Rawson: It’s actually beaten the category benchmark, the Barclays Aggregate Bond Index, but it still had strong outflows more recently. I think it’s interesting, PIMCO’s Total Return actually caught up to the Barclays Aggregate last month. So both of these funds, PIMCO Total Return and DoubleLine Total Return, I would characterize their performance as decent. Certainly, DoubleLine Total Return has beaten the category average, but you’re still seeing some strong outflows there. I think, again, people are just cautious of that, the potential for rates to rise further.
Benz: You touched briefly, Mike, on the active-versus-passive question in the context of international. How about when you look more broadly, what are the trends that you’re seeing in terms of active versus passive flows?

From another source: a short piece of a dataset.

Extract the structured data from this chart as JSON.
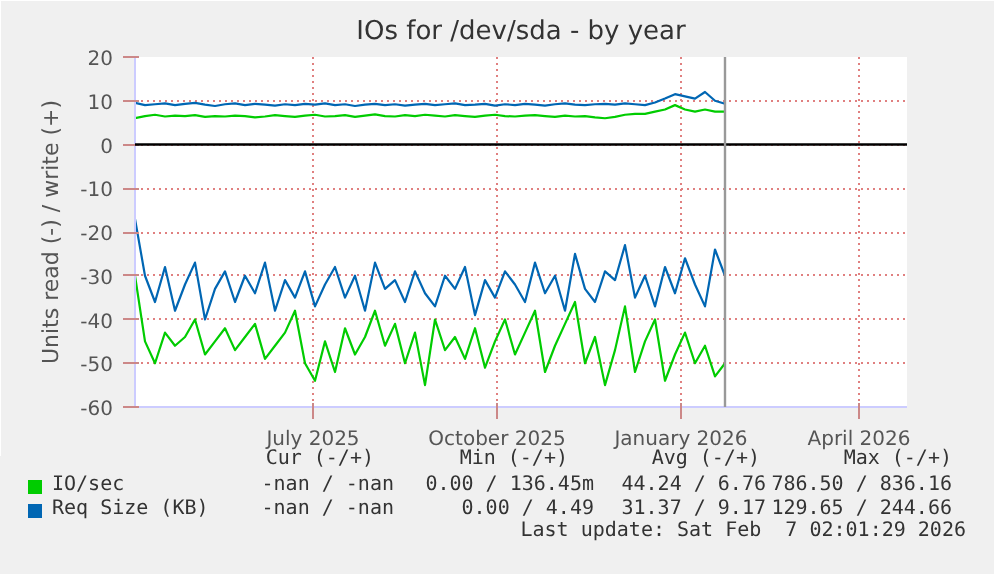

Rawson: Well, it’s still the case that the passive flows are much stronger into U.S. equity markets. In the U.S. equity space, passive makes about maybe 30% of assets, and there we're still seeing a lot of flows into passive, like the large-blend category, such as the total market indexes or the S&P 500 index. Those end up in large blend. Those funds are still seeing strong flows. So last quarter we had about a $53 billion inflow into ETFs and a big portion of that was into U.S. ETFs. So within the U.S. market you’re still seeing strong flows into passive products and weak flows into active products. But in a couple of other categories ETFs aren’t as dominant as they are in the U.S. base. For example, municipal bonds; municipal bonds are primarily active vehicles, so the outflows there are primarily affecting those active mutual funds. So it depends upon different asset classes, which asset classes tend to be more passive or more easily lend themselves to being indexed.
Benz: Right. Mike, when you look on the full gear or first three quarters of this year, what are the big trends that you observe when you’re thinking about how flows have gone?
Rawson: There’s been this dynamic shift. In January we saw huge inflows across the board. We saw actually a pickup in active equity flows into the U.S., but that really has reversed itself now. And the trend that we saw in the first several months hasn’t held up throughout the rest of the year. Beginning in March and April we started to see some weakening of flows into taxable-bond funds, and then certainly in June we had massive outflows from taxable-bond funds. So there’s been this shift, and going along with that shift is a shift for fixed-income investors taking on more non-interest-rate risk, whether it be credit risk, shortening their duration to get away from interest-rate risk, or maybe going into high-yield bonds. For a time there were flows into emerging-markets bonds. But people are trying to diversify their fixed-income portfolio away from taking just interest-rate risk. So I think that’s the big story of this year so far.
Benz: Do you think there are perils of investors doing that?
Rawson: Absolutely. I think people are avoiding interest-rate risk, but they’re taking on credit risk and non-interest-rate risk. But also generally they’re avoiding U.S. stocks. When they’re not putting money into the U.S. stocks--the U.S. stock market is primarily credit risk--they’re taking credit risk in their bond funds. So they may not realize that their bond funds are taking on more and more equitylike characteristics. Meanwhile, they're maybe not putting as much money into their equity funds because they're skeptical that valuations are full.
People have to be cognizant of the fact of the role of bonds in their portfolios, whether they be for diversification and for ballast, or whether you look for your fixed-income fund to provide you with some outperformance. Certainly, if you’re going into higher-credit-risk types of funds, you’re looking for some outperformance there. But it’s not going to hold up as well or provide as much diversification to your equity portfolio in the time of crisis.
Benz: Mike, thank you so much for being here to share your insights.
Rawson: Thank you, Christine.
Benz: Thanks for watching. I’m Christine Benz for Morningstar.com.